De los Campos Gustavo, Gianola Daniel, Rosa Guilherme J M, Weigel Kent A, Crossa José
University of Wisconsin-Madison, 1675 Observatory Drive, WI 53706, USA.
Genet Res (Camb). 2010 Aug;92(4):295-308. doi: 10.1017/S0016672310000285.
Prediction of genetic values is a central problem in quantitative genetics. Over many decades, such predictions have been successfully accomplished using information on phenotypic records and family structure usually represented with a pedigree. Dense molecular markers are now available in the genome of humans, plants and animals, and this information can be used to enhance the prediction of genetic values. However, the incorporation of dense molecular marker data into models poses many statistical and computational challenges, such as how models can cope with the genetic complexity of multi-factorial traits and with the curse of dimensionality that arises when the number of markers exceeds the number of data points. Reproducing kernel Hilbert spaces regressions can be used to address some of these challenges. The methodology allows regressions on almost any type of prediction sets (covariates, graphs, strings, images, etc.) and has important computational advantages relative to many parametric approaches. Moreover, some parametric models appear as special cases. This article provides an overview of the methodology, a discussion of the problem of kernel choice with a focus on genetic applications, algorithms for kernel selection and an assessment of the proposed methods using a collection of 599 wheat lines evaluated for grain yield in four mega environments.

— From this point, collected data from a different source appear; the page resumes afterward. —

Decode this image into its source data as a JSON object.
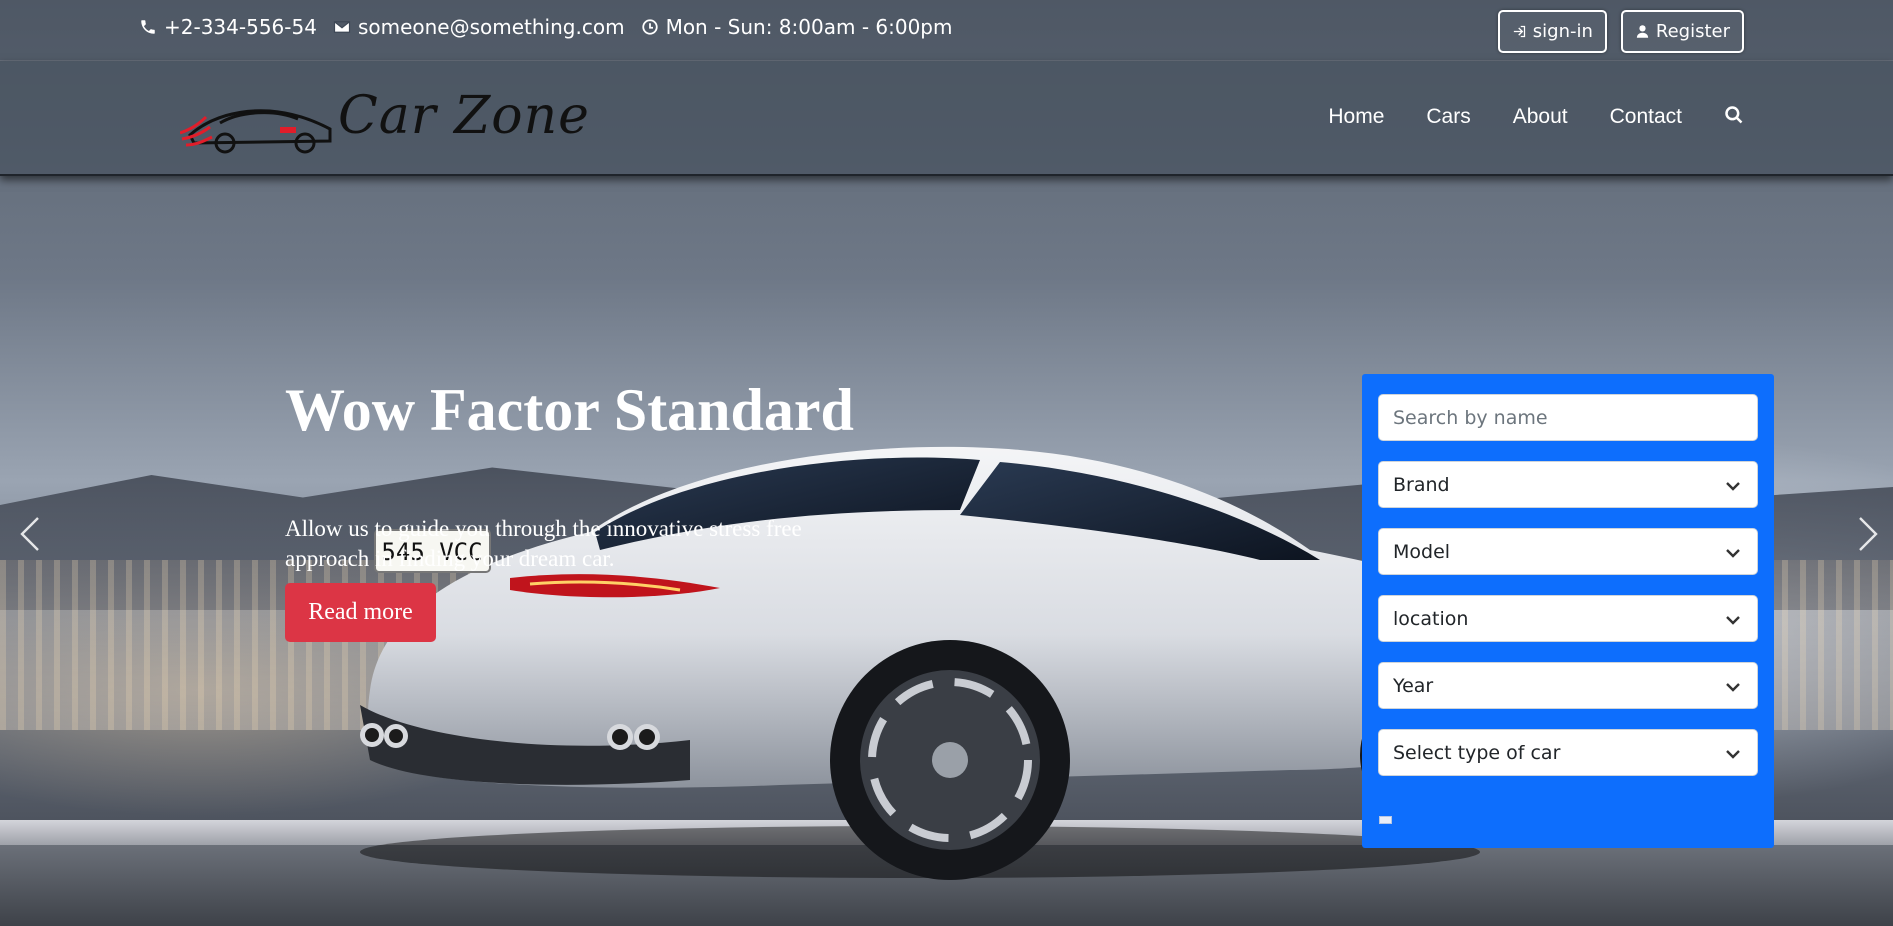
{
  "topbar": {
    "phone": "+2-334-556-54",
    "email": "someone@something.com",
    "hours": "Mon - Sun: 8:00am - 6:00pm",
    "signin_label": "sign-in",
    "register_label": "Register"
  },
  "brand": {
    "name": "Car Zone"
  },
  "nav": {
    "items": [
      {
        "label": "Home"
      },
      {
        "label": "Cars"
      },
      {
        "label": "About"
      },
      {
        "label": "Contact"
      }
    ]
  },
  "hero": {
    "title": "Wow Factor Standard",
    "description": "Allow us to guide you through the innovative stress free approach in finding your dream car.",
    "button_label": "Read more",
    "plate": "545 VCC"
  },
  "search_panel": {
    "search_placeholder": "Search by name",
    "selects": [
      {
        "value": "Brand"
      },
      {
        "value": "Model"
      },
      {
        "value": "location"
      },
      {
        "value": "Year"
      },
      {
        "value": "Select type of car"
      }
    ]
  },
  "colors": {
    "panel": "#0d6efd",
    "read_more": "#dc3545",
    "logo_accent": "#e11d2a"
  },
  "icons": {
    "phone": "phone-icon",
    "email": "envelope-icon",
    "hours": "clock-icon",
    "signin": "sign-in-icon",
    "register": "user-icon",
    "search": "search-icon",
    "prev": "chevron-left-icon",
    "next": "chevron-right-icon",
    "select": "chevron-down-icon"
  }
}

遗传值预测是数量遗传学中的核心问题。几十年来,利用通常以系谱表示的表型记录和家系结构信息,此类预测已成功实现。如今,人类、植物和动物基因组中都有高密度分子标记,这些信息可用于加强遗传值预测。然而,将高密度分子标记数据纳入模型会带来许多统计和计算方面的挑战,比如模型如何应对多基因性状的遗传复杂性以及当标记数量超过数据点数量时出现的维数灾难。再生核希尔伯特空间回归可用于应对其中一些挑战。该方法允许对几乎任何类型的预测集(协变量、图、字符串、图像等)进行回归,并且相对于许多参数方法具有重要的计算优势。此外,一些参数模型是其特殊情况。本文概述了该方法,讨论了以遗传应用为重点的核选择问题、核选择算法,并使用在四个大环境中对599个小麦品系的籽粒产量进行评估的数据,对所提出的方法进行了评估。